Connectivity lost points because at 81 percent of the sites, access to the water, to nearby neighborhoods, and even to the site in question was impeded by construction, fences, walls, or roads. Within each park, the team kept an eye out for signs pointing the way to facilities and nearby transport and destinations, as well as for site layout maps; they found that while 83 percent of the parks posted site signs, most lacked other visuals to help visitors make their way around the parks and environs.
Indicators of site design and maintenance included the presence of trash bins and landscaping aesthetics. This category scored higher than the others since all sites offered some form of greenery; only a third had broken or closed amenities. Still, interviewees wished aloud for less pollution and more trees.
Quality encompassed a range of amenities including food and drink, shade from Hong Kong's strong sun, and toilets. Students also watched for the biggest amenity of all, Victoria Harbour, and found that it's impossible to see the water at nearly one-third of the sites. Interviewees frequently voiced the need for shaded seating that faced the water, requirements the students also noted in their observations.
One site—the Lei Yue Mun Typhoon Shelter Breakwater Sitting-Out Area—provided a perfect example of poor design: when visitors sit on park benches, their sea view is blocked by a massive concrete breakwater. Another site received high marks across categories: Hoi Sham Park in Kowloon City is easy to find and offers plenty of shade, harbor views, and food.
After scoring the sites, the team correlated each park's grade with its popularity. "We found that the sites with the higher scores were also the ones where we saw greater numbers of visitors," says Scarborough.
Sensitive presentations, positive results
On paper and at formal presentations, the team offered practical suggestions to improve each of the parks: putting up signs between transport drop-off points and sites, adding recycling bins at all locations, and improving shaded seating and food services. "We also suggested that chain-link and barbed wire fences be removed or changed to be more aesthetically pleasing," notes Jannetti.
The team had spent three-quarters of their time on site visits, interviewing, and assessment, which left only two short weeks to finish up their report and make recommendations to LCSD. "The students presented to officials who've been running these properties for many years," notes Stanley Selkow, professor of computer science, who advised the team. "It would have been so easy for these administrators to get defensive. But the students showed tremendous sensitivity in how they made their presentations, and high officials at LCSD were impressed with the students' results and recommendations."

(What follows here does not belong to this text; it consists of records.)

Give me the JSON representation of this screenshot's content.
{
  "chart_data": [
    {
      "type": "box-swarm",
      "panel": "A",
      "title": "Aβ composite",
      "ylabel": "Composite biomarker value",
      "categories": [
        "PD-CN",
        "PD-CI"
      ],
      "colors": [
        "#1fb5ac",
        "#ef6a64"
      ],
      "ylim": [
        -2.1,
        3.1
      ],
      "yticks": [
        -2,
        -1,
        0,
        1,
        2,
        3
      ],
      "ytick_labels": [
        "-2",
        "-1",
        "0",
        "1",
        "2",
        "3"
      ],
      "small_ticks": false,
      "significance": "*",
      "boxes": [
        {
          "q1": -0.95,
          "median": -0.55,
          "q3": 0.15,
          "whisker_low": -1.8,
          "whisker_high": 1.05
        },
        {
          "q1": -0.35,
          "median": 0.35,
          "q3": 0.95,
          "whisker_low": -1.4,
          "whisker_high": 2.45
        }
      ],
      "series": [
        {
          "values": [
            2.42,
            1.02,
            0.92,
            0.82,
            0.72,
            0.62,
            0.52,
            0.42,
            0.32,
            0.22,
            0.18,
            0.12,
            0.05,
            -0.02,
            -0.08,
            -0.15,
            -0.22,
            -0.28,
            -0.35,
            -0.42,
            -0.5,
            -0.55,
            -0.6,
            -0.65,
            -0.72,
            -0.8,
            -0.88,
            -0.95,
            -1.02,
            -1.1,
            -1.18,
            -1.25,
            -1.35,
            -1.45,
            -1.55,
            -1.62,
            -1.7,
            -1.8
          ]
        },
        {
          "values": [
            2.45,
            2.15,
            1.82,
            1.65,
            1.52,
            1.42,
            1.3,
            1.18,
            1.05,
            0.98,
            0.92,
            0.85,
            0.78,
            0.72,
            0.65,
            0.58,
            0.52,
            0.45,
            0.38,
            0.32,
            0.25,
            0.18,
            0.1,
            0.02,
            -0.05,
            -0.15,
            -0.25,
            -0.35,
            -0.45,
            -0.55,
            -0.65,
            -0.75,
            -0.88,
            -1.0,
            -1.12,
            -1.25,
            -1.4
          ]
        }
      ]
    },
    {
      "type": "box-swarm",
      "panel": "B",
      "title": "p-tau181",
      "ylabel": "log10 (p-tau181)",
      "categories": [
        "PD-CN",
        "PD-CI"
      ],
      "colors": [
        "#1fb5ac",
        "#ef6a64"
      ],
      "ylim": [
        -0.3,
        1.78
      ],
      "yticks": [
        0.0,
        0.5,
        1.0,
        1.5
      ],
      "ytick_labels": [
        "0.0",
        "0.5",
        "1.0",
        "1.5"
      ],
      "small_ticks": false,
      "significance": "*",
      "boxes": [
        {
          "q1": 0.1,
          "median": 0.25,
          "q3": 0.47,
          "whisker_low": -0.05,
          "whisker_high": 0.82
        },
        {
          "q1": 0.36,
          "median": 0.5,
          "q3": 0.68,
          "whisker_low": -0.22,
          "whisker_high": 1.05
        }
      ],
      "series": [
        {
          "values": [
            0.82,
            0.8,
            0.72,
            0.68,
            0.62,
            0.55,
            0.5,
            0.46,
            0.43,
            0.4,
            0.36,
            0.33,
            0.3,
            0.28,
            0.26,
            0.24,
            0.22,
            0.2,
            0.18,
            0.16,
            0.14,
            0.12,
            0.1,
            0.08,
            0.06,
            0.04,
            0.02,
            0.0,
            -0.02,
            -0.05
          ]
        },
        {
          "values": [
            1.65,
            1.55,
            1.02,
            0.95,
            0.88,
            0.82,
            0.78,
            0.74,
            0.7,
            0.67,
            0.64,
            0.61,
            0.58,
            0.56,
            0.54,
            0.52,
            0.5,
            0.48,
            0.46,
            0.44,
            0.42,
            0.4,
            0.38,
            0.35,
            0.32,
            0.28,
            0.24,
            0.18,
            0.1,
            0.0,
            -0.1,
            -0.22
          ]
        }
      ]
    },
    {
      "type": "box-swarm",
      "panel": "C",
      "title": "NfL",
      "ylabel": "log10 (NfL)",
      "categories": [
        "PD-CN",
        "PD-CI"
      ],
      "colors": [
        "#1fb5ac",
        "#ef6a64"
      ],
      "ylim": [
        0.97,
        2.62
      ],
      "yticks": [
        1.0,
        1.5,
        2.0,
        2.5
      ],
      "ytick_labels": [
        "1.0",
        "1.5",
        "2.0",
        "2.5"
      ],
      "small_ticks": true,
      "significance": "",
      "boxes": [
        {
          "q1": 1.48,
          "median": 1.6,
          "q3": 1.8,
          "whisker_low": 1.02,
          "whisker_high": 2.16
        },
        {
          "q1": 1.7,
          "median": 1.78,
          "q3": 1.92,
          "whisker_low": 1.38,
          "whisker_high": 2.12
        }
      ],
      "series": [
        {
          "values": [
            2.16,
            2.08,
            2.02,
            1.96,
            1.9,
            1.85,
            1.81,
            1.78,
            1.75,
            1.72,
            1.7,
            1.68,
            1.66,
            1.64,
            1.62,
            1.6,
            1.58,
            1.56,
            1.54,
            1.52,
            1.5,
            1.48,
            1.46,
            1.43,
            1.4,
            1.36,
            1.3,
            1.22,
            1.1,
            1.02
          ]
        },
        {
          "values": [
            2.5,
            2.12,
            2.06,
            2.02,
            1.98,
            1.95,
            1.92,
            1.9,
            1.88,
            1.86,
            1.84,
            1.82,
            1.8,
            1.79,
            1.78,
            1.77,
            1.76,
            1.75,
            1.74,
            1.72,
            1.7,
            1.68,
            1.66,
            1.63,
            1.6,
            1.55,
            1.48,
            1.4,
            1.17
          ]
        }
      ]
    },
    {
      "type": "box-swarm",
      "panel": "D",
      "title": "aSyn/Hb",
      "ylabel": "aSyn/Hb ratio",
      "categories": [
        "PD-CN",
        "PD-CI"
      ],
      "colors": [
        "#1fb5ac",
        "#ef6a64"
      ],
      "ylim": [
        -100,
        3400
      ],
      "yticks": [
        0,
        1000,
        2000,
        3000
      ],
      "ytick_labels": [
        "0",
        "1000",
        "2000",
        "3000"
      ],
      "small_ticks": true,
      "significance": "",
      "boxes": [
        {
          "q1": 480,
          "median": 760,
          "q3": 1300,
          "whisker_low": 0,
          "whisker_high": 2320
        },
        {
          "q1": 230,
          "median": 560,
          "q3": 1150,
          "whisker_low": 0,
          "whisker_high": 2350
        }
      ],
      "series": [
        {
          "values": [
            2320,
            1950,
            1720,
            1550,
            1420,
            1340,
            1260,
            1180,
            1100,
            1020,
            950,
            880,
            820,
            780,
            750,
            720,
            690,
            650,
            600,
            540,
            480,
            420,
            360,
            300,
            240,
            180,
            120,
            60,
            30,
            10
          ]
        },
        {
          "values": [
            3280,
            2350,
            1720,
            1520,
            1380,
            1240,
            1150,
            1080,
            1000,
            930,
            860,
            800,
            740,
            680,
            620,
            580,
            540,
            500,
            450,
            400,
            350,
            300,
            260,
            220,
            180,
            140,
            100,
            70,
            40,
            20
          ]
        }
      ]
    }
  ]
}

So impressed, in fact, that LCSD will be enhancing its facilities. "They will add shaded seating, food and beverage facilities, toilets, and signage to improve the vibrancy of waterfront sites," says Paul Zimmerman, founder of Designing Hong Kong, a sponsor liaison. "The team balanced multiple competing demands on the project," Selkow says. "They worked long hours to complete it, and cooperated well with each other throughout."